ABSTRACT

To those who watch, with a humorous and yet reverent sympathy, the turns of human life, it will be a strangely interesting task to note how Mr. Browning’s swan-song of Asolando reverts to his better style. There is here so little as to be almost nothing of the small mannerisms which have gained him the plaudits of fools, so much as to be almost everything of the large manner which has gained him the admiration of wise men-and women. No volume of his for a whole quarter of a century has contained so many poems, and hardly any, except Jocoseria, has contained even one such poem, of the kind which we indicated here last week as his masterpiece. Here we have at least half a dozen such, any one of which would make the fortune of an ordinary book of verse. Such are ‘Now’, ‘Humility’, ‘Summum Bonum’, ‘A Pearl, a Girl’, ‘Speculative’, part of ‘Bad Dreams’, and not a few more.… [Brief quotations from several poems have been omitted here.]

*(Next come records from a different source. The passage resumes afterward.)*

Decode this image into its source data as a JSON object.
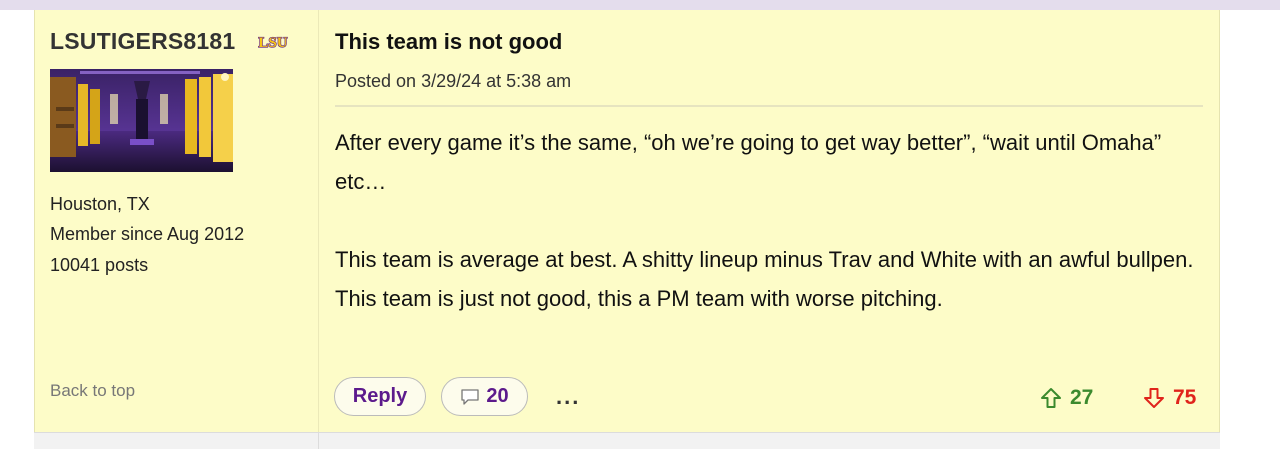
{
  "author": {
    "username": "LSUTIGERS8181",
    "team_logo_text": "LSU",
    "location": "Houston, TX",
    "member_since": "Member since Aug 2012",
    "post_count": "10041 posts",
    "back_to_top": "Back to top"
  },
  "post": {
    "title": "This team is not good",
    "posted": "Posted on 3/29/24 at 5:38 am",
    "paragraphs": [
      "After every game it’s the same, “oh we’re going to get way better”, “wait until Omaha” etc…",
      "This team is average at best. A shitty lineup minus Trav and White with an awful bullpen. This team is just not good, this a PM team with worse pitching."
    ]
  },
  "actions": {
    "reply_label": "Reply",
    "comment_count": "20",
    "more_label": "...",
    "upvotes": "27",
    "downvotes": "75"
  },
  "colors": {
    "post_bg": "#fdfcc8",
    "lsu_purple": "#5c1a8c",
    "lsu_gold": "#f5c518",
    "upvote_green": "#3b8a2e",
    "downvote_red": "#e0241c"
  }
}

We must leave to readers ‘lmperante Augusto natus est’, ‘Development’ (an excellent morality), and two singularly beautiful poems-‘Rephan’ and ‘Reverie’—in the most ‘thoughtful’ style of the author, but not in that style in which ‘thoughtfulness’ induces verbiage and mannerism. Indeed, the whole volume gives a very curious and delightful example of reversion late in life and work to the best characteristics of each. In hardly any one of his bookscertainly in none for nearly a generation-has Mr. Browning put so many of his different qualities at his best as here.